Davi, que além de rei e profeta era músico, no cântico do Salmo 32 descreve o efeito terapêutico da confissão de nossas falhas que confessamos a Deus. Precisamos confessar nossos pecados a Deus, pois assim obtemos seu perdão, a restauração e a manutenção do nosso relacionamento com Ele.
No referido Salmo, Davi começa declarando que é feliz aquele que confessa seus pecados a Deus: “Feliz aquele cujas maldades Deus perdoa e cujos pecados ele apaga! Feliz aquele que o SENHOR Deus não acusa de fazer coisas más e que não age com falsidade!” (vs. 1 e 2). O pecado não confessado faz pesar em nossa consciência um sentimento de culpa esmagador. Porém, quando confessamos a Deus o pecado cometido, Ele perdoa a nossa dívida, a nossa falta. Então, o sentimento e a convicção do perdão oferecido gera em nós imensa felicidade! Maior felicidade sentimos ainda quando compreendemos que Deus nos perdoa pela sua graça, isto é, pelo seu favor imerecido, uma vez que não merecemos o seu perdão.
Por outro lado, a falta de confissão traz adoecimentos à nossa vida. Davi relata a sua própria experiência pessoal de como adoeceu por não confessar determinado pecado: “Enquanto calei os meus pecados, envelheceram os meus ossos pelos meus constantes gemidos todo o dia. Porque a tua mão pesava dia e noite sobre mim, e o meu vigor se tornou em sequidão de estio” (vs. 3 e 4).
O sentimento de culpa pelo pecado não confessado nos adoece espiritualmente porque nossa comunhão com Deus fica comprometida pelo pecado que nos separa dele. Adoece-nos também emocionalmente porque o sentimento de culpa gera todo tipo de ansiedade, estresse, medo, vergonha e preocupações diversas. E, por fim, nos adoece fisicamente porque tal estado emocional pode afetar o corpo de muitas maneiras gerando todo tipo de enfermidades físicas chamadas psicossomáticas cujos sintomas podem ser dores de cabeça, gastrites, úlceras estomacais (que mais tarde podem se transformar em tumores), aumento da pressão arterial, taquicardia, infarto e dores diversas.

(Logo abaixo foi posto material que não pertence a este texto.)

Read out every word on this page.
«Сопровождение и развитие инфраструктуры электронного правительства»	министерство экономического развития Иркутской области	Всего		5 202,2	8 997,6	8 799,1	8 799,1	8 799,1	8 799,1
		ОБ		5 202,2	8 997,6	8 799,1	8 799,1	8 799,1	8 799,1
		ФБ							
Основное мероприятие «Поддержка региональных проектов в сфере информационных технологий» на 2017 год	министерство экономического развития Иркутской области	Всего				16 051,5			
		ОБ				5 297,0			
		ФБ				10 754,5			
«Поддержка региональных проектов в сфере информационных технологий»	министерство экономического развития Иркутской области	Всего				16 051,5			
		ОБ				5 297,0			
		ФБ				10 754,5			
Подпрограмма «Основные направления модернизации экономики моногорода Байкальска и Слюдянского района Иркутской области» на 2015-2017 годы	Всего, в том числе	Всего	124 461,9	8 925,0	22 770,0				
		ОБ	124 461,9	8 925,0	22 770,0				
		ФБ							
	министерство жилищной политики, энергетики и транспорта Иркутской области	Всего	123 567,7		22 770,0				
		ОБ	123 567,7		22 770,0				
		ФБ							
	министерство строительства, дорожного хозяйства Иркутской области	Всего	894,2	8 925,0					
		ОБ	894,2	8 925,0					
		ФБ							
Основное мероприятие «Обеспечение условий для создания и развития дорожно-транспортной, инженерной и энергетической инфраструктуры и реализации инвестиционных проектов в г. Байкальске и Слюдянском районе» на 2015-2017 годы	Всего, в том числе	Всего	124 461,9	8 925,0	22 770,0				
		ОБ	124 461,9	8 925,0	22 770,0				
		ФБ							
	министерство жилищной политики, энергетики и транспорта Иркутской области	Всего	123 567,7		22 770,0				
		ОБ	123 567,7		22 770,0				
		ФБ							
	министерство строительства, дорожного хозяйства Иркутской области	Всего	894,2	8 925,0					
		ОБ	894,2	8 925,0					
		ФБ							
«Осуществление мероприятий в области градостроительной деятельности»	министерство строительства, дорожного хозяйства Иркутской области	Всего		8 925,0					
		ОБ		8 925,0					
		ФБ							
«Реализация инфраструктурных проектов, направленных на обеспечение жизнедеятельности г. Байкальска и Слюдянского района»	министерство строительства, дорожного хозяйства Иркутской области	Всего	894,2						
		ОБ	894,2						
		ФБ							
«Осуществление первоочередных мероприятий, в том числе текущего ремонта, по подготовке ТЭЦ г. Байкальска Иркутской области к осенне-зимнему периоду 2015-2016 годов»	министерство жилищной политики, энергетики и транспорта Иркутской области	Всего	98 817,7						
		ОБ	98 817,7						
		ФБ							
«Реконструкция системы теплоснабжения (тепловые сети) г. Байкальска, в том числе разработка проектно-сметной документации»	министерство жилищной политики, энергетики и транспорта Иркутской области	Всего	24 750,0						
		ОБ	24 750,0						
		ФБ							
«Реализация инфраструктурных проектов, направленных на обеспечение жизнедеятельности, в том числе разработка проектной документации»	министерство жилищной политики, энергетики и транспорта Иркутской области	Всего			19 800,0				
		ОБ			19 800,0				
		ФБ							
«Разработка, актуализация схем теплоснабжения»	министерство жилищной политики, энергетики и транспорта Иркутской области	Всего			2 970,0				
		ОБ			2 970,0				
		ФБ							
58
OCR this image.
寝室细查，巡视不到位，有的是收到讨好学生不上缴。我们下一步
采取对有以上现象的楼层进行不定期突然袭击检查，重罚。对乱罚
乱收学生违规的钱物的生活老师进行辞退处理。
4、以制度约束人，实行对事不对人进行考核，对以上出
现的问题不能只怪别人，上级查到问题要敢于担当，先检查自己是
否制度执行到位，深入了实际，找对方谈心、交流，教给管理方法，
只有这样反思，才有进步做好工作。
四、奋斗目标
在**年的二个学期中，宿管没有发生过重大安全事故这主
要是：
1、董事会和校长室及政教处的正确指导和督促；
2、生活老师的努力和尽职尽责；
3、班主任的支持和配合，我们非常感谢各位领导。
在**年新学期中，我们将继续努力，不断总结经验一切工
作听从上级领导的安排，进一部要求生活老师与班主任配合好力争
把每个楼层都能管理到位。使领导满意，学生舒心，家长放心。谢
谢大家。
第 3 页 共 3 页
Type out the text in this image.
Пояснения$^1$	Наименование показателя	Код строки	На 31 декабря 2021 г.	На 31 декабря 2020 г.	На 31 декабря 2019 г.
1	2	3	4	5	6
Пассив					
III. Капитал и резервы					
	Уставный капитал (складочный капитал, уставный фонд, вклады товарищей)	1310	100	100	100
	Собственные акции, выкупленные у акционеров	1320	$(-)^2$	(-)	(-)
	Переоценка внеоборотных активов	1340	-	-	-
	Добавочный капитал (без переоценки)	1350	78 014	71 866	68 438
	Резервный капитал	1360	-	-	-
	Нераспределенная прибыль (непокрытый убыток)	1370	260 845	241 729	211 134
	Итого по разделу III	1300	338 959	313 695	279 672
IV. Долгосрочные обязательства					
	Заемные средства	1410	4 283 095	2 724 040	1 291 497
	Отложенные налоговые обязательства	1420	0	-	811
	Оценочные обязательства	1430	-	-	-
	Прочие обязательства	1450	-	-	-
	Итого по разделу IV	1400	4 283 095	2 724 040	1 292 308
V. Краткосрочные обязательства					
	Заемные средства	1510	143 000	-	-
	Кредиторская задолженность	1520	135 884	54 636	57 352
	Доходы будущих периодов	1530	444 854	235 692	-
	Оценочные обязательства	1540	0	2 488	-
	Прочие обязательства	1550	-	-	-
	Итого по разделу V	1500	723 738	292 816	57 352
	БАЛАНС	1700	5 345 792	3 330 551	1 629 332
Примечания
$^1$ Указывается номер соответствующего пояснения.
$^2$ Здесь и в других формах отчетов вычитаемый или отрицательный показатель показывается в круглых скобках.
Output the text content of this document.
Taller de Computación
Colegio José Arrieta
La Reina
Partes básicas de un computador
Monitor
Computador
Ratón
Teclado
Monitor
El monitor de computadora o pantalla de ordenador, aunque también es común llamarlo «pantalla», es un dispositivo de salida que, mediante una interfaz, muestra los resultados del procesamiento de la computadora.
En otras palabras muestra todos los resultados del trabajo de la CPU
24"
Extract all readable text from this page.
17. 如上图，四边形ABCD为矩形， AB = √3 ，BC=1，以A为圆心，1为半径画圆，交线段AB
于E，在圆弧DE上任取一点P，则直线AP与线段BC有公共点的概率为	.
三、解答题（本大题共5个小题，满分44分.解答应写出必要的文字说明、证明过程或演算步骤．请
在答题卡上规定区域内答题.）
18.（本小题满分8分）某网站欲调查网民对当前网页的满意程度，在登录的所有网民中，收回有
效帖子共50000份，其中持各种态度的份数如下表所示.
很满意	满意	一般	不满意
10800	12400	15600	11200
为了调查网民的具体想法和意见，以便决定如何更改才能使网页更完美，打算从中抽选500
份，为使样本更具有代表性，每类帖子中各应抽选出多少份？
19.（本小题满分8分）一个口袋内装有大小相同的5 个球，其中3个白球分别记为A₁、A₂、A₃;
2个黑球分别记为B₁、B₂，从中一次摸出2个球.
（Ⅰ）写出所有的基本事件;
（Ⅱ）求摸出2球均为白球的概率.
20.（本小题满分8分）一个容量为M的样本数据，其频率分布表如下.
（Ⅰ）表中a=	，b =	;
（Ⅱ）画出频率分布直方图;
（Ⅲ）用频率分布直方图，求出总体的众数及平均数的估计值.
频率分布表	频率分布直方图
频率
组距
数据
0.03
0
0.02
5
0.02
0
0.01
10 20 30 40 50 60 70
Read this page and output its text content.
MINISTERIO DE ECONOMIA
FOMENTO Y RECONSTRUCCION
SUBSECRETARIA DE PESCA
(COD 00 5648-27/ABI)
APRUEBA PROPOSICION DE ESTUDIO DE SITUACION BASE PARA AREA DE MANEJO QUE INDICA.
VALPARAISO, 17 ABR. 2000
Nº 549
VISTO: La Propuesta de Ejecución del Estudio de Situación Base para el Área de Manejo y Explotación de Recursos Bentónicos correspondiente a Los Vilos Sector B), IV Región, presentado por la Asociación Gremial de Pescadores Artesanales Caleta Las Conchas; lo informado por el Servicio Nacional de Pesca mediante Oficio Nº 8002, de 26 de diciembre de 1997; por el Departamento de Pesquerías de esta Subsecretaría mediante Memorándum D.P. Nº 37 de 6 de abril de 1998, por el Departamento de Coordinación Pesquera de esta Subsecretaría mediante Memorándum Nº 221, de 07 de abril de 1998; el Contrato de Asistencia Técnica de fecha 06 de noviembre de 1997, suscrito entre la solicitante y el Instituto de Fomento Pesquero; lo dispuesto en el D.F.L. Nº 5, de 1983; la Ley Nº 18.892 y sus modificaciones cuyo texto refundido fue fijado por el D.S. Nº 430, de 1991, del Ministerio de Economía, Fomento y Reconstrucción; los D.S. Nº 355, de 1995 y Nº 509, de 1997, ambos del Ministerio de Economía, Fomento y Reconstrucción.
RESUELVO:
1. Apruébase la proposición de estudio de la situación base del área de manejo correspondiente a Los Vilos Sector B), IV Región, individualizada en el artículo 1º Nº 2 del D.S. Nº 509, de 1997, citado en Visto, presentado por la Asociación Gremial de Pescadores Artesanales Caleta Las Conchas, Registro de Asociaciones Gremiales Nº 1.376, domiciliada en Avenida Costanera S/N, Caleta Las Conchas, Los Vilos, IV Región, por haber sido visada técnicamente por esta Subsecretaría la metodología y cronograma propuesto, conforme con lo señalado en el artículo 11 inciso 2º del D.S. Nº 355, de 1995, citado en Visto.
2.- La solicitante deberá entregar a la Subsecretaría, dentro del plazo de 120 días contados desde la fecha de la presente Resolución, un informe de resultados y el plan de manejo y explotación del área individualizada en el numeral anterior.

Após encontrar-se adoecido, Davi testemunha que resolveu confessar seu pecado a Deus: “Confessei-te o meu pecado e a minha iniquidade não mais ocultei. Disse: confessarei ao SENHOR as minhas transgressões; e tu perdoaste a iniquidade do meu pecado” (vs. 5). Gosto dessas palavras também descritas pela Nova Tradução da Linguagem de Hoje: “Então eu te confessei o meu pecado e não escondi a minha maldade. Resolvi confessar tudo a ti, e tu perdoaste todos os meus pecados”. A confissão é uma decisão!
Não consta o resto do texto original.